A group of European-led astronomers has made a photograph of what appears to be a planet orbiting another star. If so, it would be the first confirmed picture of a world beyond our solar system.
"Although it is surely much bigger than a terrestrial-size object [like Earth], it is a strange feeling that it may indeed be the first planetary system beyond our own ever imaged," said Christophe Dumas, an astronomer at the European Southern Observatory.
SPACE.com revealed a similar imaging effort of another planet candidate in May by a U.S.-led team that used the Hubble Space Telescope. That possible planet has not been confirmed and could be a dim star in the background of the picture.
Otherwise, all of the more than 120 known extrasolar planets have been detected indirectly, by noting the shadow of a planet crossing in front of a star or a planet's gravitational effect on a star. Because planets are so dim compared to stars, technology has not been able to spot them amid stellar glare.

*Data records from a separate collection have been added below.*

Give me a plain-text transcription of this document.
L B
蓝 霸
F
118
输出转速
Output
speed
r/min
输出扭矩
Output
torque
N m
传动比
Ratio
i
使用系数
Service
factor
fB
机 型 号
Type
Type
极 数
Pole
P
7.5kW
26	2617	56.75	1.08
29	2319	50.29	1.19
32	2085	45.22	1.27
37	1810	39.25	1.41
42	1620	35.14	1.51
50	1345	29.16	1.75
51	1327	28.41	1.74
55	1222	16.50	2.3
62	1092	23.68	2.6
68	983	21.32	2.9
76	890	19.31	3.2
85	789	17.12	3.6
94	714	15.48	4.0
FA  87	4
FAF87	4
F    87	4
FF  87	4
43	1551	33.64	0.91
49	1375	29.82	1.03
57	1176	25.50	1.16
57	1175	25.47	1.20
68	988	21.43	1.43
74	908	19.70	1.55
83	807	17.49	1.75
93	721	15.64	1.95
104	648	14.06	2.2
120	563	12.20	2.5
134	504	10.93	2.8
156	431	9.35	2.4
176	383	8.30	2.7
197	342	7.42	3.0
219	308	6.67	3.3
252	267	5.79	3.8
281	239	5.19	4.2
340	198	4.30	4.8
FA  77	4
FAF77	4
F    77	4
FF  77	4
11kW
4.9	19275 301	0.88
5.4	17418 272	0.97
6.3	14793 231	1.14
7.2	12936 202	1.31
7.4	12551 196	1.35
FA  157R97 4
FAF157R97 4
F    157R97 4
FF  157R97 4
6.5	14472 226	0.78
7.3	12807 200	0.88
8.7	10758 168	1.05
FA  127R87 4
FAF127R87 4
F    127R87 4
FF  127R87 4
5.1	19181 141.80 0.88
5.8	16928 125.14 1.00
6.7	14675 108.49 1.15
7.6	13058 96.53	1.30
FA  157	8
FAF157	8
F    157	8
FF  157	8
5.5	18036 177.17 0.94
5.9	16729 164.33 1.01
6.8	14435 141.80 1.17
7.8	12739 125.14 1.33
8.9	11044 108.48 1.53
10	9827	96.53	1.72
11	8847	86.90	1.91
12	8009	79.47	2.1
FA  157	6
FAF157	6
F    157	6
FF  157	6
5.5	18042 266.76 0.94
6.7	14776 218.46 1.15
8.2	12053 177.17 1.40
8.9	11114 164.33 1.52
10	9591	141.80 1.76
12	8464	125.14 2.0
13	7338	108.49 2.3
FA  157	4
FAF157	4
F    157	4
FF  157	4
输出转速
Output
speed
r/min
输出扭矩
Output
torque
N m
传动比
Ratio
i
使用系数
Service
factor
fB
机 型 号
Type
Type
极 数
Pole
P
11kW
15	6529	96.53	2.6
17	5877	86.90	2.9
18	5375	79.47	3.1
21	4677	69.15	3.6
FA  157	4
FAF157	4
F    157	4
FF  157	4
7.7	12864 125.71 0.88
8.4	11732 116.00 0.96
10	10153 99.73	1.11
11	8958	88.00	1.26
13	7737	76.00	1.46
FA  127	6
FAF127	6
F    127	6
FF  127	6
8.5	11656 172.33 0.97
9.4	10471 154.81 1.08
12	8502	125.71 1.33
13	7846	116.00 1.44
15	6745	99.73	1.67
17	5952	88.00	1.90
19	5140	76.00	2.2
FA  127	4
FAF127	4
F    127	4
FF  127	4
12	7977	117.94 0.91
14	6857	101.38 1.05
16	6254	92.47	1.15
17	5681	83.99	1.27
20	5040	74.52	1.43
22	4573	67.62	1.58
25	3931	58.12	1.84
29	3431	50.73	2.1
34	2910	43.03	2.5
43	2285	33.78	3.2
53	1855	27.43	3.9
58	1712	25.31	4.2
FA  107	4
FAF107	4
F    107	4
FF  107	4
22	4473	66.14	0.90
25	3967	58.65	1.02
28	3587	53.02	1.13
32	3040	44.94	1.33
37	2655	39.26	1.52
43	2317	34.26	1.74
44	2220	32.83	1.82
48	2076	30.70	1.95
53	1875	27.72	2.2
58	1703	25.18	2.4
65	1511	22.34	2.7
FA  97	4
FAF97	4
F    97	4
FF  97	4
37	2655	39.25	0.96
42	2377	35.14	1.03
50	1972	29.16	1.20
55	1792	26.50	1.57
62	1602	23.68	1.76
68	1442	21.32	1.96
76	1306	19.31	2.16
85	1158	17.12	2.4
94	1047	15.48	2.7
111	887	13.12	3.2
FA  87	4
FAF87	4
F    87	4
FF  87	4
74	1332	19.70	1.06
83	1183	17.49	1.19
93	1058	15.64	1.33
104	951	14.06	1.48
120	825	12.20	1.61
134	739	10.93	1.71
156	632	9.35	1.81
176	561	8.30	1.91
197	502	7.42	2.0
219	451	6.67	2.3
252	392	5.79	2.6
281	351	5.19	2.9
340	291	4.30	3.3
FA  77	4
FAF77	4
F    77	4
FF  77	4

That is, perhaps, until now.
The new picture shows a dim, red point of light that Dumas and his colleagues think is a young, giant planet something like Jupiter. It orbits a failed star known as a brown dwarf, a very dim type of star -- its core does not support nuclear fusion -- that astronomers have for years hoped would make for good planet hunting.

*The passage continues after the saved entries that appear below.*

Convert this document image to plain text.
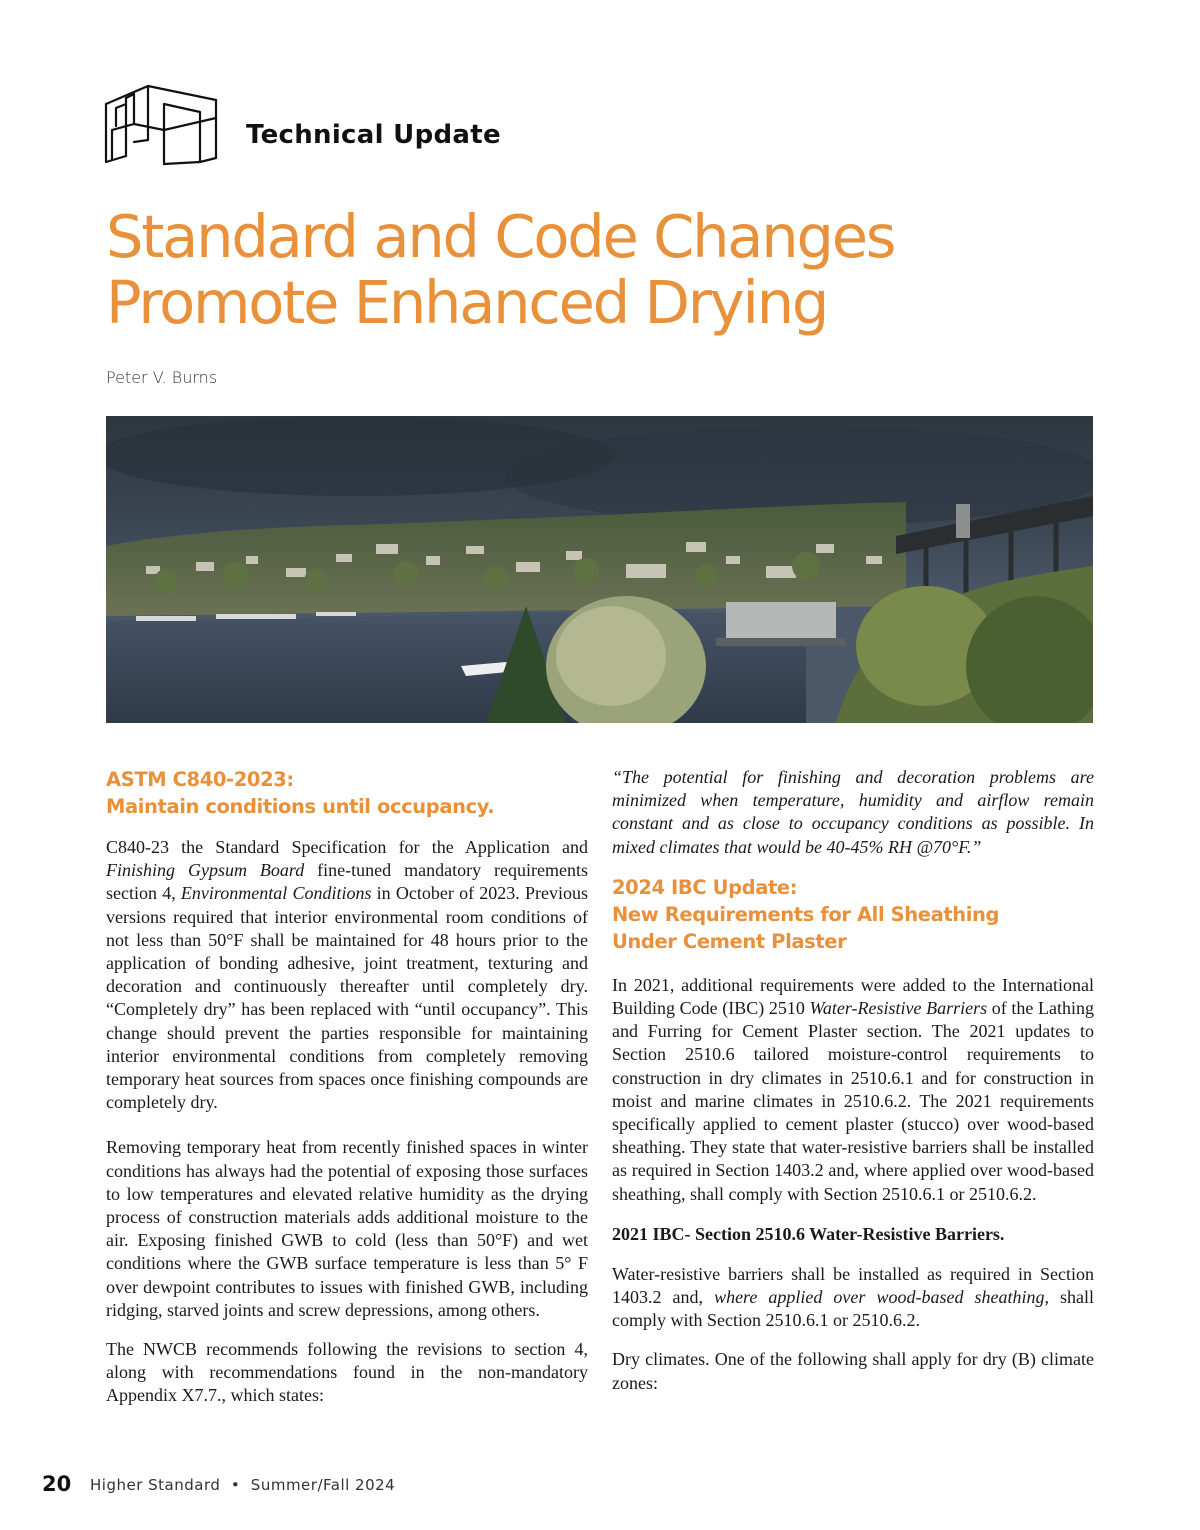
Technical Update
Standard and Code Changes
Promote Enhanced Drying
Peter V. Burns
ASTM C840-2023:
Maintain conditions until occupancy.

C840-23 the Standard Specification for the Application and Finishing Gypsum Board fine-tuned mandatory requirements section 4, Environmental Conditions in October of 2023. Previous versions required that interior environmental room conditions of not less than 50°F shall be maintained for 48 hours prior to the application of bonding adhesive, joint treatment, texturing and decoration and continuously thereafter until completely dry. “Completely dry” has been replaced with “until occupancy”. This change should prevent the parties responsible for maintaining interior environmental conditions from completely removing temporary heat sources from spaces once finishing compounds are completely dry.

Removing temporary heat from recently finished spaces in winter conditions has always had the potential of exposing those surfaces to low temperatures and elevated relative humidity as the drying process of construction materials adds additional moisture to the air. Exposing finished GWB to cold (less than 50°F) and wet conditions where the GWB surface temperature is less than 5° F over dewpoint contributes to issues with finished GWB, including ridging, starved joints and screw depressions, among others.

The NWCB recommends following the revisions to section 4, along with recommendations found in the non-mandatory Appendix X7.7., which states:

“The potential for finishing and decoration problems are minimized when temperature, humidity and airflow remain constant and as close to occupancy conditions as possible. In mixed climates that would be 40-45% RH @70°F.”

2024 IBC Update:
New Requirements for All Sheathing
Under Cement Plaster

In 2021, additional requirements were added to the International Building Code (IBC) 2510 Water-Resistive Barriers of the Lathing and Furring for Cement Plaster section. The 2021 updates to Section 2510.6 tailored moisture-control requirements to construction in dry climates in 2510.6.1 and for construction in moist and marine climates in 2510.6.2. The 2021 requirements specifically applied to cement plaster (stucco) over wood-based sheathing. They state that water-resistive barriers shall be installed as required in Section 1403.2 and, where applied over wood-based sheathing, shall comply with Section 2510.6.1 or 2510.6.2.

2021 IBC- Section 2510.6 Water-Resistive Barriers.

Water-resistive barriers shall be installed as required in Section 1403.2 and, where applied over wood-based sheathing, shall comply with Section 2510.6.1 or 2510.6.2.

Dry climates. One of the following shall apply for dry (B) climate zones:

20 Higher Standard  •  Summer/Fall 2024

The brown dwarf, catalogued as 2M1207 and just 8 million years old, is 42 times less massive than the Sun, or some 25 times heftier than Jupiter.

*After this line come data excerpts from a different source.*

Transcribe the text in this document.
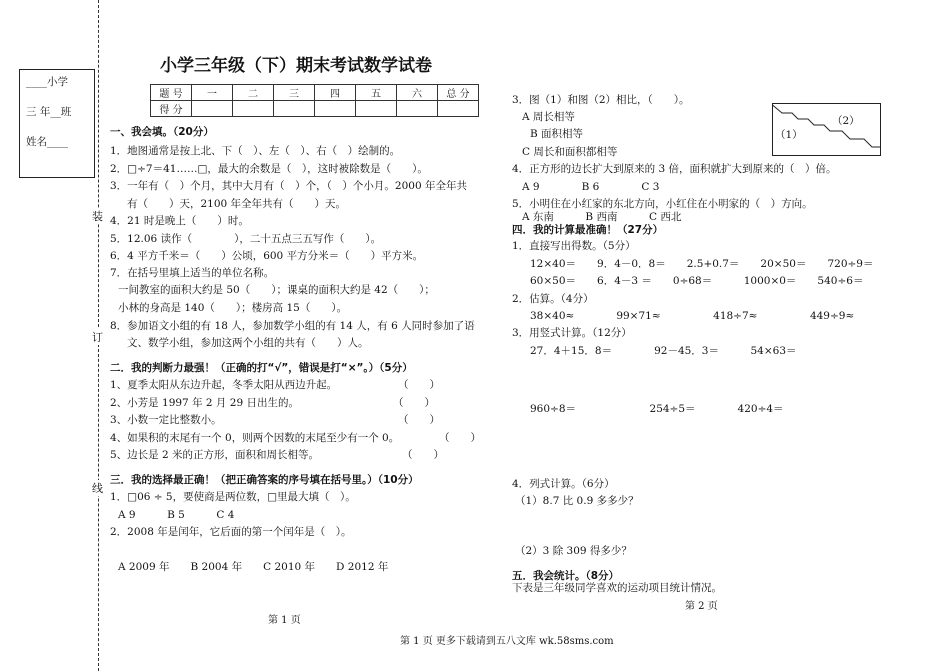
____小学
三 年__班
姓名____
装
订
线
小学三年级（下）期末考试数学试卷
题 号	一	二	三	四	五	六	总 分
得 分							
一、我会填。（20分）
1．地图通常是按上北、下（　）、左（　）、右（　）绘制的。
2．□÷7＝41……□，最大的余数是（　），这时被除数是（　　）。
3．一年有（　）个月，其中大月有（　）个，（　）个小月。2000 年全年共
有（　　）天，2100 年全年共有（　　）天。
4．21 时是晚上（　　）时。
5．12.06 读作（　　　　），二十五点三五写作（　　）。
6．4 平方千米＝（　　）公顷，600 平方分米＝（　　）平方米。
7．在括号里填上适当的单位名称。
一间教室的面积大约是 50（　　）；课桌的面积大约是 42（　　）；
小林的身高是 140（　　）；楼房高 15（　　）。
8．参加语文小组的有 18 人，参加数学小组的有 14 人，有 6 人同时参加了语
文、数学小组，参加这两个小组的共有（　　）人。
二．我的判断力最强！（正确的打“√”，错误是打“×”。）（5分）
1、夏季太阳从东边升起，冬季太阳从西边升起。	（　　）
2、小芳是 1997 年 2 月 29 日出生的。	（　　）
3、小数一定比整数小。	（　　）
4、如果积的末尾有一个 0，则两个因数的末尾至少有一个 0。	（　　）
5、边长是 2 米的正方形，面积和周长相等。	（　　）
三．我的选择最正确！（把正确答案的序号填在括号里。）（10分）
1．□06 ÷ 5，要使商是两位数，□里最大填（　）。
A 9　　　B 5　　　C 4
2．2008 年是闰年，它后面的第一个闰年是（　）。
A 2009 年　　B 2004 年　　C 2010 年　　D 2012 年
第 1 页
3．图（1）和图（2）相比，（　　）。
A 周长相等
B 面积相等
C 周长和面积都相等
（2）
（1）
4．正方形的边长扩大到原来的 3 倍，面积就扩大到原来的（　）倍。
A 9　　　　B 6　　　　C 3
5．小明住在小红家的东北方向，小红住在小明家的（　）方向。
A 东南　　　B 西南　　　C 西北
四．我的计算最准确！（27分）
1．直接写出得数。（5分）
12×40＝　　9．4－0．8＝　　2.5+0.7＝　　20×50＝　　720÷9＝
60×50＝　　6．4－3 ＝　　0÷68＝　　　1000×0＝　　540÷6＝
2．估算。（4分）
38×40≈　　　　99×71≈　　　　　418÷7≈　　　　　449÷9≈
3．用竖式计算。（12分）
27．4＋15．8＝　　　　92－45．3＝　　　54×63＝
960÷8＝　　　　　　　254÷5＝　　　　420÷4＝
4．列式计算。（6分）
（1）8.7 比 0.9 多多少？
（2）3 除 309 得多少？
五．我会统计。（8分）
下表是三年级同学喜欢的运动项目统计情况。
第 2 页
第 1 页 更多下载请到五八文库 wk.58sms.com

The setup is 230 light-years away.
The possible planet is about five times as massive as Jupiter, the observations show. An analysis of its emissions found it contains water, which suggests its mass is in the range of planets rather than stars, the researchers announced today.
The object is still contracting into its final form and so is very warm, some 1,830 degrees Fahrenheit (1,000 Celsius), according to the research team, which was led by ESO's Gael Chauvin.
The photograph was made at ESO's Paranal Observatory in Chile with an infrared camera, which records heat rather than visible light. A system of adaptive optics on the Very Large Telescope (it's 27 feet wide, or 8.2 meters) corrects for blurring effects of Earth's atmosphere, making detailed observations possible.
The discovery will be detailed in the journal Astronomy & Astrophysics.
If it is a planet, the object orbits 55 times farther from the brown dwarf than Earth is from the Sun, or roughly twice the Earth-to-Neptune distance.
One remaining question, however, is whether the thing might instead be a star that's in the foreground or background and not gravitationally bound to the brown dwarf, a scenario the researchers say is "statistically very improbable."
Additional observations to monitor the movement of the two objects will reveal the answer within two years, the astronomers say.
How it formed
In separate work, Ray Jayawardhana of the University of Toronto has been studying the brown dwarf in question, 2M1207. He agrees that the newfound object is most likely in orbit around the brown dwarf. It could be a very dim brown dwarf in the foreground, he said, but that's doubtful.
The water found in the atmosphere, in the form of steam, "means it would have to be pretty cool and couldn't possibly be a star," Jayawardhana told SPACE.com.
Jayawardhana's team found that 2M1207, like a real star, has a surrounding disk of hydrogen gas, the leftovers of the brown dwarf's formation. But in contrast to how planets probably developed in our solar system, he does not think the planet was born out of the brown dwarf's disk. Instead, the planet and brown dwarf likely "formed together out of a clump of gas and dust," he said.
Another unsettled issue is whether an object of five Jovian masses is truly a planet. Some astronomers put the upper limit for planetary mass at 13 times what's in Jupiter. Others argue that a planet is must orbit a star and have formed out of its leftovers. There is no official definition for the term "planet."
Jayawardhana doesn't care what the new object is called, it is still very interesting from a physics perspective.
"This discovery opens up a whole new regime of objects for us to look at and learn about," he said.